The Ulm-based Institute for Laser Technologies in Medicine and Metrology (ILM) has received a 335,000 euro injection in 2009 through the German government’s Future Investment Programme (Economic Stimulus Packet II), according to the Baden-Württemberg Minister of Economic Affairs Ernst Pfister. The funds, 75 per cent of which are provided by the German government and 25 per cent by the state of Baden-Württemberg, will be used for the modernisation and expansion of equipment.
Perfect timing – the funds enable the ILM, one of eleven applied research institutes in the Baden-Württemberg Innovation Alliance, to replace old and purchase desperately needed new systems. The funds enable the institute to invest in research areas that are important for its future strategy, strengthen its productivity and its visibility, explained the Minister.
The renowned Ulm-based institute combines technical-physical competence in the field of laser technology with medical and clinical applications. One of the ILM’s major research priorities is the development of non-invasive and inexpensive diagnostic and therapeutic methods in medicine. In future, the institute intends to intensify its activities in the field of optical technologies. In contrast to many similar institutions, the ILM combines everything under one roof, from ideas through to the translation of ideas up to application.

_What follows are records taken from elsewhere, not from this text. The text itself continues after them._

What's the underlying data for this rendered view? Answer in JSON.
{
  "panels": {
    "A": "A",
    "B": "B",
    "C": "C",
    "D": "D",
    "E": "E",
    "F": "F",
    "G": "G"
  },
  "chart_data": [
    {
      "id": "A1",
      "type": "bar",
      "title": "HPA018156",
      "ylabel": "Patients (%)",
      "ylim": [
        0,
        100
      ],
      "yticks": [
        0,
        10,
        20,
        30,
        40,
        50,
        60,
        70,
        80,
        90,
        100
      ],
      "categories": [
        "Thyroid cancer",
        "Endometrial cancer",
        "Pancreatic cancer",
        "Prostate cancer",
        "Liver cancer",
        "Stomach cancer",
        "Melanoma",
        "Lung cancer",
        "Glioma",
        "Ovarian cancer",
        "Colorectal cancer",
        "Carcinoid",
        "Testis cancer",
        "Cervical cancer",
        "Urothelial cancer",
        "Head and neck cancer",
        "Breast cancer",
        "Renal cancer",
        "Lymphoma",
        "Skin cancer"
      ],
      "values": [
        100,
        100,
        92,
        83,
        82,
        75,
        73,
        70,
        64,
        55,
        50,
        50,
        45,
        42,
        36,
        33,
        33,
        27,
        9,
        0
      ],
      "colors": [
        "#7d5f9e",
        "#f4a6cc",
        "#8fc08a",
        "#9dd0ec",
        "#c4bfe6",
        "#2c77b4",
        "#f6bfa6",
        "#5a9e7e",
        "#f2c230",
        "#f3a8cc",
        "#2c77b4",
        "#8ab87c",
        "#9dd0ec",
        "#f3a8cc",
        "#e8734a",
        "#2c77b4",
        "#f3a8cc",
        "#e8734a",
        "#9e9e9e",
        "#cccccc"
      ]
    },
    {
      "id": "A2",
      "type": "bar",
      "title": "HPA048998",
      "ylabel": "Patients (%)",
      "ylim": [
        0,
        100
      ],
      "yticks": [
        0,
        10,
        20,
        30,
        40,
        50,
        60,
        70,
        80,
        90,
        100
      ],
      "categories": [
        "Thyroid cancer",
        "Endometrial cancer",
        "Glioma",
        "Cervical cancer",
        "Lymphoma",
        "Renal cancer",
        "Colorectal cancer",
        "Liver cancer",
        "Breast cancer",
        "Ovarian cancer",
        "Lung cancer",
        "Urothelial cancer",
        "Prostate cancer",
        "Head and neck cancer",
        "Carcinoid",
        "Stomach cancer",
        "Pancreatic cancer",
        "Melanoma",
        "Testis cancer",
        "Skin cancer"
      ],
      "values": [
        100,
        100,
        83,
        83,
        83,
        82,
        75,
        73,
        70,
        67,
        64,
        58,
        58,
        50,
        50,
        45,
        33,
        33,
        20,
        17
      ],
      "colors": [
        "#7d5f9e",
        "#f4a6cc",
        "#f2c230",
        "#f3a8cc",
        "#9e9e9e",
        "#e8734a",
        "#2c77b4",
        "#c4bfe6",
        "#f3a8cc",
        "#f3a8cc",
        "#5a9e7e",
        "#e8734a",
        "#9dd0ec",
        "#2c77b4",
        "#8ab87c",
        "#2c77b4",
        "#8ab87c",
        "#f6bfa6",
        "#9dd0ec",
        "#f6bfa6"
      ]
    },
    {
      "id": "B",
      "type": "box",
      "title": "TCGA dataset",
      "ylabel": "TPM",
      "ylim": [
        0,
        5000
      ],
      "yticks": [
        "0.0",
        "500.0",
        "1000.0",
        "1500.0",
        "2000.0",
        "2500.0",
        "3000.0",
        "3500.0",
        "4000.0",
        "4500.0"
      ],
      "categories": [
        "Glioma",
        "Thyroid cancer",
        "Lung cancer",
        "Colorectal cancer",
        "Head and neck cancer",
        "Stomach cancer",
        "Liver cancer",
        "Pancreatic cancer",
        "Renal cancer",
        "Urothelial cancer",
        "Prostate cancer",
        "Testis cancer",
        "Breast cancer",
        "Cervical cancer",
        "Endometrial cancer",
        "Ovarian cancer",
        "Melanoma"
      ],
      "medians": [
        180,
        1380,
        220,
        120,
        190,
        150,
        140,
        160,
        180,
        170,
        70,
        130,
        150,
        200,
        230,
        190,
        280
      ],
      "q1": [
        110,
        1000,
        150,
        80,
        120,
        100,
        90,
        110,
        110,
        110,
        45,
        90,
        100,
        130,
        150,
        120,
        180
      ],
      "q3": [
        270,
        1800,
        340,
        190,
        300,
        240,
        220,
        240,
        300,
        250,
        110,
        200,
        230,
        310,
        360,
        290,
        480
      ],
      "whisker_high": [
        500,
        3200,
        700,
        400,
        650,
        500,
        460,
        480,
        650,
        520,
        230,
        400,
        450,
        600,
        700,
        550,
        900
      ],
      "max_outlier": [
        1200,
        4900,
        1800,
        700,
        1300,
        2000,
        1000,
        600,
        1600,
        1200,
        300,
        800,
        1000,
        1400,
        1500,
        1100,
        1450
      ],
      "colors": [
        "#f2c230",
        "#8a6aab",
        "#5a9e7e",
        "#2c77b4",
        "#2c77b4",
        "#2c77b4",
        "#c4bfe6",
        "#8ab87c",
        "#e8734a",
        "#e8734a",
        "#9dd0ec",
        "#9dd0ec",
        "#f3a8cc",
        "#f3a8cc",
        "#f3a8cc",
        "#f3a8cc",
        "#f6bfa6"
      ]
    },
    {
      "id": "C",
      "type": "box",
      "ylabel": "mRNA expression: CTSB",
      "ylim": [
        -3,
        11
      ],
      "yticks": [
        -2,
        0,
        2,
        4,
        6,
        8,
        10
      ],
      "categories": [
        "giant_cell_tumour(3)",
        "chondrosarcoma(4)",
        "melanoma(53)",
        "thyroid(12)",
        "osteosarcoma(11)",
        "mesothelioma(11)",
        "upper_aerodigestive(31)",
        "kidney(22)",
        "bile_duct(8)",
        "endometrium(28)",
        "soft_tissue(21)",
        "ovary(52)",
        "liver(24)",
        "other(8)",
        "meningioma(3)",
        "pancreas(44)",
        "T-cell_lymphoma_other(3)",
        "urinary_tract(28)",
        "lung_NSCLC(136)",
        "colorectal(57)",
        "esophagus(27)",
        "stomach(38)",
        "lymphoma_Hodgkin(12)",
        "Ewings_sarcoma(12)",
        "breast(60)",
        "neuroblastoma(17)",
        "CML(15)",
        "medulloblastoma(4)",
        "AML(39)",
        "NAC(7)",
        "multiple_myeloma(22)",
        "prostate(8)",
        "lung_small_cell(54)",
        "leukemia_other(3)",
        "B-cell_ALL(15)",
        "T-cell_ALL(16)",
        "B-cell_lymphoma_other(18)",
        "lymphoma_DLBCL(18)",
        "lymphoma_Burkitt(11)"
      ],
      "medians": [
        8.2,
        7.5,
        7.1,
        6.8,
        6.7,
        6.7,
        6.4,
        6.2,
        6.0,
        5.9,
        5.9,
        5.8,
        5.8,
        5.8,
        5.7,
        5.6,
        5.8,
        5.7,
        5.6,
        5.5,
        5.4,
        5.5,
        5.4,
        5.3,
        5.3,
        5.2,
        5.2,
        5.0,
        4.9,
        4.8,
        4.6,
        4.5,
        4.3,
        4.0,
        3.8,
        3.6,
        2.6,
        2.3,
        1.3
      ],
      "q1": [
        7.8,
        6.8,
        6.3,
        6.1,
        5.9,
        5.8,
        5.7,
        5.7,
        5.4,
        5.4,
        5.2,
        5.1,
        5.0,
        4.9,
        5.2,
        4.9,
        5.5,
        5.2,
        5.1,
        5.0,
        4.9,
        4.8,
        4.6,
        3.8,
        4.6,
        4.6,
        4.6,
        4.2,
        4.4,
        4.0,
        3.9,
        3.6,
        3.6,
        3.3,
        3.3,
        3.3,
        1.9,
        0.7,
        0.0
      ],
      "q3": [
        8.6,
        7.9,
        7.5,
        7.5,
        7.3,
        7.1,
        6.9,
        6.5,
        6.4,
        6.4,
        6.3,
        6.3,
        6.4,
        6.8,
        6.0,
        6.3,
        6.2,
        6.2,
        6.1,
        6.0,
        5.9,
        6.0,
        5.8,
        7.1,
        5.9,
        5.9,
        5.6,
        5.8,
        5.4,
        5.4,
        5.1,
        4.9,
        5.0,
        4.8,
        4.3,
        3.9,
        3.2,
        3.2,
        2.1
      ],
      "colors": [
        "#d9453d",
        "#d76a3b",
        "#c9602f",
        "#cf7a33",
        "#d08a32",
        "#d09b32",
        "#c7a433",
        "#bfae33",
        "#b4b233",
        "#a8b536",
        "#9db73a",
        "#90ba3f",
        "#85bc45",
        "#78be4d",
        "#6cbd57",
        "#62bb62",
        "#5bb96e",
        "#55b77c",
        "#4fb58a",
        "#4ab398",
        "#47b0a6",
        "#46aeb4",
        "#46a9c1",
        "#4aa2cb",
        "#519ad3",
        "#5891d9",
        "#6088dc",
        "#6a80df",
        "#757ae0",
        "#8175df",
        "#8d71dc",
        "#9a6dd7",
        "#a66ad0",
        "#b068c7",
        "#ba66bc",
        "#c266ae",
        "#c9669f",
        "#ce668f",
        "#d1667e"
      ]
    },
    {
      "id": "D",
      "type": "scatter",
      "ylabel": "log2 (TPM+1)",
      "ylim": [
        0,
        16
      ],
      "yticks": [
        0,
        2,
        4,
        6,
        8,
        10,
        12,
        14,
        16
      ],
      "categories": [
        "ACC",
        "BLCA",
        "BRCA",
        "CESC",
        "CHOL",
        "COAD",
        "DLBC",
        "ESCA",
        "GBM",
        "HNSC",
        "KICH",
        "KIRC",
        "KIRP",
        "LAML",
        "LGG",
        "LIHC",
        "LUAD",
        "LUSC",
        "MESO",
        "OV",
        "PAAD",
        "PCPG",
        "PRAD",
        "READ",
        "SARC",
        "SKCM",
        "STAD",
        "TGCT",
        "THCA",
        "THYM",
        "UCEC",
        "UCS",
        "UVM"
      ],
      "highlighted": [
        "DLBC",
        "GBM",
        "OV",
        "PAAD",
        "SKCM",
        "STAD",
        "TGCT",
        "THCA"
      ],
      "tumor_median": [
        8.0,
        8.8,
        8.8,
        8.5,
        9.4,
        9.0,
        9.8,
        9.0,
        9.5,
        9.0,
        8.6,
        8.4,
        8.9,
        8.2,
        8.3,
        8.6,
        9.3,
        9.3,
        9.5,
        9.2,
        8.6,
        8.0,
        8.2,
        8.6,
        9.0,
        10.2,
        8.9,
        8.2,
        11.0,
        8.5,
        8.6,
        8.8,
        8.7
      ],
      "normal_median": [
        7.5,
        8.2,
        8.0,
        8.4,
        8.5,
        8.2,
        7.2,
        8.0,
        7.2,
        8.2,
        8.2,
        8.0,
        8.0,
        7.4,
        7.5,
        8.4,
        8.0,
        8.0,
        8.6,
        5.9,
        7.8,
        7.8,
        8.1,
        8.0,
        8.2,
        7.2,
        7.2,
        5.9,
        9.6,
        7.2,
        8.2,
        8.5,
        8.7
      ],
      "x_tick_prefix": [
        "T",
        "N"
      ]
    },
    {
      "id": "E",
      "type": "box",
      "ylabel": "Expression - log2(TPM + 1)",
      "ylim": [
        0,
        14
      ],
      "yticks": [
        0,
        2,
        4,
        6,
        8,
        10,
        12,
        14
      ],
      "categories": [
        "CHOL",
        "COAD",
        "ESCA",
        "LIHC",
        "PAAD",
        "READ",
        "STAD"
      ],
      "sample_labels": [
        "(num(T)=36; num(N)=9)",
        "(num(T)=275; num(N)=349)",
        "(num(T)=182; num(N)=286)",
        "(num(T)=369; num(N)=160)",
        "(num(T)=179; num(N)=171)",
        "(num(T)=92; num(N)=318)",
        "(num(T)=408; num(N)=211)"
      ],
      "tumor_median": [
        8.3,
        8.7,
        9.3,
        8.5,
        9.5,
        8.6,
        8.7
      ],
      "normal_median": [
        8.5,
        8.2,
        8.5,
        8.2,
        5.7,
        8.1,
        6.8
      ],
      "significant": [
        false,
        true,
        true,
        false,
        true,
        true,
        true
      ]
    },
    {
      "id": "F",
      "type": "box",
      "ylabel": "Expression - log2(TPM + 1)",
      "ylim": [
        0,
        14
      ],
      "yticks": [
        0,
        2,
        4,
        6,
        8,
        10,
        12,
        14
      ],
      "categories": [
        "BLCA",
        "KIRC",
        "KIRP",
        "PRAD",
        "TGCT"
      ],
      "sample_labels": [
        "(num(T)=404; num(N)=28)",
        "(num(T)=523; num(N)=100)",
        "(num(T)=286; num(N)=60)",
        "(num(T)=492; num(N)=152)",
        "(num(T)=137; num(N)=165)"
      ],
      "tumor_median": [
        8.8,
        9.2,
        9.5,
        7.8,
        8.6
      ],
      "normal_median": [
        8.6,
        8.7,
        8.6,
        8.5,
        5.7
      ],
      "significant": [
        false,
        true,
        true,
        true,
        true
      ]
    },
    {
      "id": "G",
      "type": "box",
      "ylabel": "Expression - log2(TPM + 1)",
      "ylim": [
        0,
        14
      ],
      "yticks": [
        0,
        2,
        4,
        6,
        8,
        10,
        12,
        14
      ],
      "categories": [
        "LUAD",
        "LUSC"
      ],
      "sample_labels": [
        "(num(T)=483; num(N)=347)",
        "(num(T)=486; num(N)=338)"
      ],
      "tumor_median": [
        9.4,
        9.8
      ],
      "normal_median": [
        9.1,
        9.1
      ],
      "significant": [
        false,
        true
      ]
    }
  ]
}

“With the research and services it offers, the ILM is an indispensable partner for small and medium-sized companies who are unable to maintain own research capacities due to high cost pressures, but who have to continuously adapt to new challenges,” said the Minister explaining why the institute has received the funding of 335,000 euros.Without access to research networks, small and medium-sized companies are unable to react effectively to new challenges. Therefore, economically oriented research institutes such as the ILM are more sought after than ever. Economically oriented research outside the universities is an important prerequisite for successful technology transfer, added Pfister.